I know, this is often suggested, yet I find it so crude. An essential part of a woman's sex education should be for her to inform her lover that she has had an orgasm, or, is having one. She need not exclaim this in a way that disrupts the moment; although a simple declaration like whispering a "wow", "whew", or "sigh" is often enough to convey the message. Similarly, a non-verbal way is to squeeze her hand in some way that the two of them work out that conveys the message. Doing one of these will forever stop the nagging question of "did you cum?"

"Well...didya?"

Thanks for bringing these matters up for discussion.

Huh?
Sorry I think you misread on my part b/c I lost my hymen a looonnngg time ago, lol. I dont even remember having the pain of having one.
Sex for me isn't painful and even my first time wasn't really that bad.
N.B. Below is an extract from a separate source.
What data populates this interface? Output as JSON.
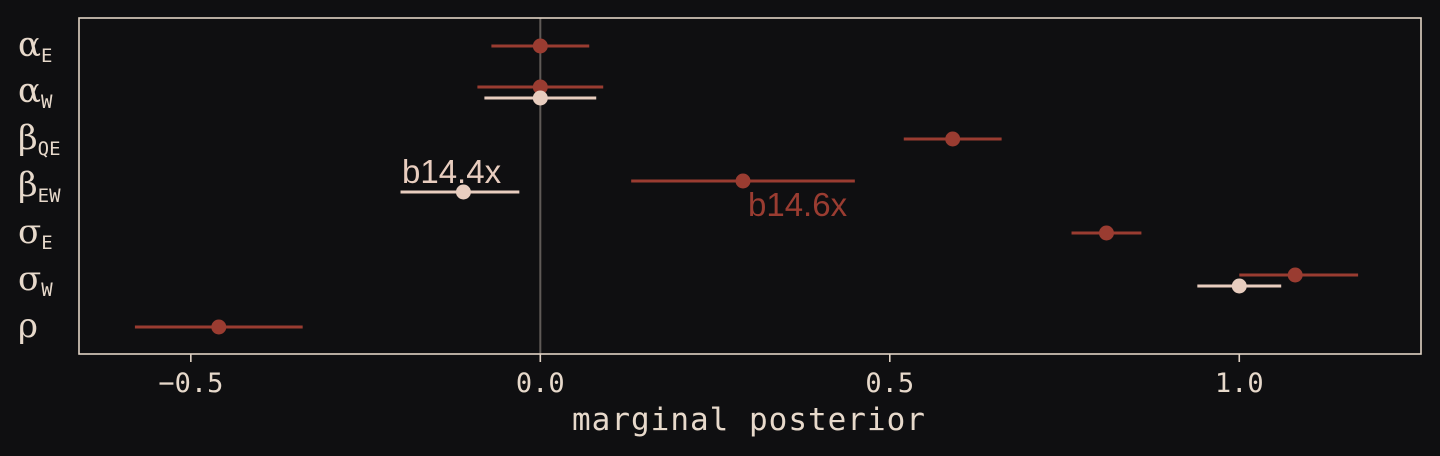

I agree that asking "did you cum?" is kind of childish and isn't necessary of those who are "seasoned" lovers. Yet it seems here lately the girl isn't even able to answer that question, so how is a unexperienced teen able to "read the signs".
Many girls have posted just saying, well my legs shook, was that an orgasm??

> I have never been penetrated and it hurt so bad it makes me want to cry

Please clarify by "connecting the dots" for this male-type.

[QUOTE=dancingdoc2]> I have never been penetrated and it hurt so bad it makes me want to cry

Please clarify by "connecting the dots" for this male-type.[/QUOTE]

Now I am even more confused lol
I was saying I have never been penetrated by either a penis or finger... and it BOTH a) hurt so much it made me want to cry and b) made me orgasm at the same time....
Sorry for the confusion. I am not a virgin

I realize a lot of women have this trouble and are unable to be easily penetrated. But badguy was stating that she made him pull his fingers out b/c the pain was unbearable but b/c she stated her clit moved and her legs shook he assumed she had an orgasm.